Entretien avec Jean-Louis Rocca à l’occasion de la sortie de son livre The Making of the Chinese Middle Class. Small Comfort and Great Expectations, Editions Palgrave.

Il y a, selon vous, en Chine, trop de définitions de la notion de classe moyenne, ce qui contribue à une certaine confusion et une difficile identification du phénomène. Accepteriez-vous toutefois de nous résumer ce en quoi la classe moyenne chinoise est une « classe moyenne » ?

JLR : Dans toutes les sociétés qui connaissent une forte croissance économique durant une longue période des groupes intermédiaires apparaissent, placés entre les « pauvres » et les « riches » dans la hiérarchie sociale. Ceci est un fait : un groupe d'individus se met à jouir d'un bon revenu, d'une bonne éducation, d'un bon métier, etc. Ensuite, tout un ensemble de gens essaient de donner un sens à ce fait et nous entrons alors dans le domaine de l'imaginaire, de la représentation, de la lutte politique. Avant même que l'on connaisse bien cette population grâce à des études sérieuses, on la pare de certaines vertus. On la dit plus intelligente, plus moderne, plus dynamique, et on la dit capable de changer la société et le politique. On voudrait en faire une sorte d'idéal du citoyen des nations modernes.
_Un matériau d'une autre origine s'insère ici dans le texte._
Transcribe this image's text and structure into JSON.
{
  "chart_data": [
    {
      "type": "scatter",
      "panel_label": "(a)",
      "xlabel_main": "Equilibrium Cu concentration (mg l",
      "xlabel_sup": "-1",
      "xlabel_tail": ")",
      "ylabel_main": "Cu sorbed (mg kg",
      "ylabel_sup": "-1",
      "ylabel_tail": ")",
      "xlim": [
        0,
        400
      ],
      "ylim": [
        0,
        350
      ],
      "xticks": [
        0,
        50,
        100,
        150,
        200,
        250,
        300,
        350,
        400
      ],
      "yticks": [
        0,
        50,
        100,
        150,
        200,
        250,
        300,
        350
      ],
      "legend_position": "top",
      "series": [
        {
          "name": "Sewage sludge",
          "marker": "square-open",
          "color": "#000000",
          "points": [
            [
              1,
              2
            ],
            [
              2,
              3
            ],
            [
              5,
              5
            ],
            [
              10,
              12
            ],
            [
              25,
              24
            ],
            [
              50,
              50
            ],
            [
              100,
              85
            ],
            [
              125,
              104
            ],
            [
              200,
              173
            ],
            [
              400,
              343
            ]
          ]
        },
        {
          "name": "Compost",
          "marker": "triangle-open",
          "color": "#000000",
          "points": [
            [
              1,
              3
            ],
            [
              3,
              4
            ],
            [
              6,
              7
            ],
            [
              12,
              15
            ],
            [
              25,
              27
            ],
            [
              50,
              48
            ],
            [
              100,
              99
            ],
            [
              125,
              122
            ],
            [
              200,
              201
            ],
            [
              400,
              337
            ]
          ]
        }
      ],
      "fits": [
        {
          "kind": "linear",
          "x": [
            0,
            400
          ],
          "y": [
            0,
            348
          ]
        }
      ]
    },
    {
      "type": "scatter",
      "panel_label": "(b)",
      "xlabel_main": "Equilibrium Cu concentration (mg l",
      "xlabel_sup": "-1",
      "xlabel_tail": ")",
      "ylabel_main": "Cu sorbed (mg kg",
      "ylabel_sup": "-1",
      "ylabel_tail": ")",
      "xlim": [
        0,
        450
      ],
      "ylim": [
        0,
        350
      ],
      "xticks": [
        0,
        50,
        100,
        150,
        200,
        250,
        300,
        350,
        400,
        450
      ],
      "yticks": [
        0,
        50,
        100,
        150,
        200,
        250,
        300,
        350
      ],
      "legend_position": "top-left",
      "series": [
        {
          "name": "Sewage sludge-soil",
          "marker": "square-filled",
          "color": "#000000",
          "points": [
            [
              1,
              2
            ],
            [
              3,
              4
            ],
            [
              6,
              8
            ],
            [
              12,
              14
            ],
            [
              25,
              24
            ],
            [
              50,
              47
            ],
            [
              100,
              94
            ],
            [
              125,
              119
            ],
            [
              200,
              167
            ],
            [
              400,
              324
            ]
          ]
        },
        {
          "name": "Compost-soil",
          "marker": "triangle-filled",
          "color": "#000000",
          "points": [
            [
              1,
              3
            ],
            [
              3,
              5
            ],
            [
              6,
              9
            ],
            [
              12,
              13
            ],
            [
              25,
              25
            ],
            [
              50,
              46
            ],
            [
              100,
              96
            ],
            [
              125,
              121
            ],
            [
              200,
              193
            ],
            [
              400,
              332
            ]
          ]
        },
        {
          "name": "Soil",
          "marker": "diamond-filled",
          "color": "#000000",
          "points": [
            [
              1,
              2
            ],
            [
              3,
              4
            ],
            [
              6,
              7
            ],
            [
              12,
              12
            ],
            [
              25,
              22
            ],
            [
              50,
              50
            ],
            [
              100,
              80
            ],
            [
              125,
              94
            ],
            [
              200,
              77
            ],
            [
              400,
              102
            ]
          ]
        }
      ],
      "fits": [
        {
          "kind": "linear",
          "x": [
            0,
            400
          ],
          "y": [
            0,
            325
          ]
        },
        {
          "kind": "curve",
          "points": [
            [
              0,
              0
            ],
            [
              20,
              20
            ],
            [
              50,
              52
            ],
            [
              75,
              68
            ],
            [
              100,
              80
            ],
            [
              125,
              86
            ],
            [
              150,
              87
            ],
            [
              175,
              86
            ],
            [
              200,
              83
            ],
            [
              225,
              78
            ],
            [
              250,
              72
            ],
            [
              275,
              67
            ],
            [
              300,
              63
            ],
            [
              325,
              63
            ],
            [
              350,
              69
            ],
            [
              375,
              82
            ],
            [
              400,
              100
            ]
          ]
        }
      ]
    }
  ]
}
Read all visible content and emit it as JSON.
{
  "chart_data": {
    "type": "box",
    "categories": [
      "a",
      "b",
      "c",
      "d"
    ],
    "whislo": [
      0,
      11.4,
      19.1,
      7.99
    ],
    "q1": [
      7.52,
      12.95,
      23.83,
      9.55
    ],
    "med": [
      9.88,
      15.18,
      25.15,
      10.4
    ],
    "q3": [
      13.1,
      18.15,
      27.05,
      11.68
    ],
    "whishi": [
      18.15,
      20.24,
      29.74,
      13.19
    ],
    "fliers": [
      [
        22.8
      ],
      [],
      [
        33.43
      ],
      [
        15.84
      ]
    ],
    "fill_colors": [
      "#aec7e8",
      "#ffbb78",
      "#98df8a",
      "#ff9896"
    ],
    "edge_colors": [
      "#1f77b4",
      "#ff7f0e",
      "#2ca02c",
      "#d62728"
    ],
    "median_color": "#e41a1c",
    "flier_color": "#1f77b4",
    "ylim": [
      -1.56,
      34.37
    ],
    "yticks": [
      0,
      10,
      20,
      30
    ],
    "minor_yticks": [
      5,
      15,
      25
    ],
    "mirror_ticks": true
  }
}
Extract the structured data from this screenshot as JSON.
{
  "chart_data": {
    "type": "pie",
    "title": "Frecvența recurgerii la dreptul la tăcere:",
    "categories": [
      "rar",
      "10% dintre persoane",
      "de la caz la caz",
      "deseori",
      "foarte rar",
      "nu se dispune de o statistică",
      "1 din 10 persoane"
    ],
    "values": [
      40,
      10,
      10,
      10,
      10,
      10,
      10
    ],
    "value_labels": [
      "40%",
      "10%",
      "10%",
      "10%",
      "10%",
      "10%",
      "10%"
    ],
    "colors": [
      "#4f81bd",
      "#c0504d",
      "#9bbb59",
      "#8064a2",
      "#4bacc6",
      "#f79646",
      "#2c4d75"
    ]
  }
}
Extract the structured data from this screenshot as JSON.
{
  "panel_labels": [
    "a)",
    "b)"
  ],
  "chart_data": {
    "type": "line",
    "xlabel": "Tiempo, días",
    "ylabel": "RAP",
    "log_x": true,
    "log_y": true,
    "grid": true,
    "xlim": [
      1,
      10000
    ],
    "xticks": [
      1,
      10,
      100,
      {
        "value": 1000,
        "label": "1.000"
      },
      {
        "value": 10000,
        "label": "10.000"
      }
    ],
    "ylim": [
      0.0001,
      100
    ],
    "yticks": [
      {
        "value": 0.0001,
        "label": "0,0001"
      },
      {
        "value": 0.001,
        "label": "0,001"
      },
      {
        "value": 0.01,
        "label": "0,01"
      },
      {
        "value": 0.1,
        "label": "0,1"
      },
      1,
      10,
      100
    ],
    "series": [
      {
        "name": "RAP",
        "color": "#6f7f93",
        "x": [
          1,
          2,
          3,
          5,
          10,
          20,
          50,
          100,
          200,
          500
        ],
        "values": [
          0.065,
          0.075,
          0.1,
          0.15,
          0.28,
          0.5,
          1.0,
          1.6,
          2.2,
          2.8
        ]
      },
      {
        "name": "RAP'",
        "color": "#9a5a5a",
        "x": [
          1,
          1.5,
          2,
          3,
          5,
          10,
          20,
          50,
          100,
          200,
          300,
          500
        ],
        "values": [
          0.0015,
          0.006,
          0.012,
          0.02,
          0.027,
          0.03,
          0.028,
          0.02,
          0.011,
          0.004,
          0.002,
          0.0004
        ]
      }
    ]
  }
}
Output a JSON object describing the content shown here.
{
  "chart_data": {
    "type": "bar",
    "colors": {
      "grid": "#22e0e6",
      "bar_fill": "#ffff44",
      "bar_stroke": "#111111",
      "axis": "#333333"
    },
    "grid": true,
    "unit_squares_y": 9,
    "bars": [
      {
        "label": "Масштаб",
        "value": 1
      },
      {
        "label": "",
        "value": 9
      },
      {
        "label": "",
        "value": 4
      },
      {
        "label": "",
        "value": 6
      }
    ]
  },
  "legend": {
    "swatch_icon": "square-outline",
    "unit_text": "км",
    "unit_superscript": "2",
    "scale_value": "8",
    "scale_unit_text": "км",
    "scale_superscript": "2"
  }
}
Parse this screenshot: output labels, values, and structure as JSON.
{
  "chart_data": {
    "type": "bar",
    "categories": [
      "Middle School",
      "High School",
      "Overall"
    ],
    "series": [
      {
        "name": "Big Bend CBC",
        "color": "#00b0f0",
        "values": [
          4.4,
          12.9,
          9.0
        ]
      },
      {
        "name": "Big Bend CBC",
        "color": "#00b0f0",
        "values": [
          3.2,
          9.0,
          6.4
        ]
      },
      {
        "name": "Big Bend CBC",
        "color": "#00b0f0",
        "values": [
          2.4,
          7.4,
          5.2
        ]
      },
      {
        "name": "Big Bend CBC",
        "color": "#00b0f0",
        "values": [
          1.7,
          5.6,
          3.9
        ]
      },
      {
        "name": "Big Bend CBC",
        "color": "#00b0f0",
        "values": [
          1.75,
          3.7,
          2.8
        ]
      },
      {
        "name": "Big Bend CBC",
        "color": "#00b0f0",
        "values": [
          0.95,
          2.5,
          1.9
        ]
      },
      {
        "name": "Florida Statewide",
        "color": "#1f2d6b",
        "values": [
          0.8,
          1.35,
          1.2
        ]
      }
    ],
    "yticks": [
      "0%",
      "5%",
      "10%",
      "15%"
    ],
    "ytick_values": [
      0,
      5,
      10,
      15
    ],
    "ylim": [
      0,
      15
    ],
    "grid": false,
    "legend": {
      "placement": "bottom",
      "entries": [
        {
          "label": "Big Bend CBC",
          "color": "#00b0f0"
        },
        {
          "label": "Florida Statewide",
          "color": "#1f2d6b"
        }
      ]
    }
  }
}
On imagine aisément que l’apparition de la classe moyenne en Chine est un phénomène relativement récent. A quand dateriez-vous son émergence et quel type d’évolution ce phénomène suit-il ?

JLR : Ce phénomène de moyennisation a débuté à la fin des années 1990 en Chine, quand le gouvernement a lancé des réformes radicales. On a facilité la commercialisation de la terre et permis aux paysans de se faire exploiter à grand échelle dans les nouvelles zones industrielles. On a liquidé l'emploi public et créé un marché du travail où ceux qui ont des compétences et des relations sont en position de force. On a massifié le système d'éducation pour permettre à beaucoup de jeunes Chinois d'entrer à l'université. Ceux qui constituent aujourd'hui ces couches intermédiaires sont ceux qui ont pu profiter de ces transformations, c'est-à-dire les populations urbaines et leurs enfants. Ce sont les ouvriers urbains et les petits fonctionnaires de l'époque socialiste qui se sont « reproduits » en classes intermédiaires. Pour avoir un bon travail, il faut avoir une bonne formation et pour avoir une bonne formation il faut étudier dans une bonne école urbaine. Pour avoir un bon travail, il faut trouver un travail en ville et pour cela avoir les bonnes relations.



Les Chinois « moyens » ont-ils conscience de leur appartenance à ce groupe social ? Est-ce un sujet de fierté pour eux ? Si oui, pourquoi, et quel est l’imaginaire véhiculé ?

JLR : D'un côté, tout le monde veut faire partie de la classe moyenne, c'est-à-dire que tout le monde veut avoir un revenu correct, un travail valorisant, aller à l'université, acheter un appartement et une voiture, permettre à son enfant de faire de bonnes études, voyager, sortir, etc. C'est le mode de vie de référence. D'un autre côté, l’expression pose un problème à cause de sa polysémie. Être de la classe moyenne c'est un peu faire partie d'une certaine bourgeoisie, ce qui n'est pas vu très positivement. C'est aussi avoir quelques accointances avec les dominants dont la réussite est souvent due à la corruption et au « piston ». Ces classes intermédiaires ont un discours moral sur la réussite par le travail, la modération des appétits, la nécessité de favoriser « l'être » sur l'avoir, ce qui est une façon de critiquer la classe dirigeante. Or, se dire classe moyenne, c'est un peu se rapprocher de ceux-là mêmes qu’on critique.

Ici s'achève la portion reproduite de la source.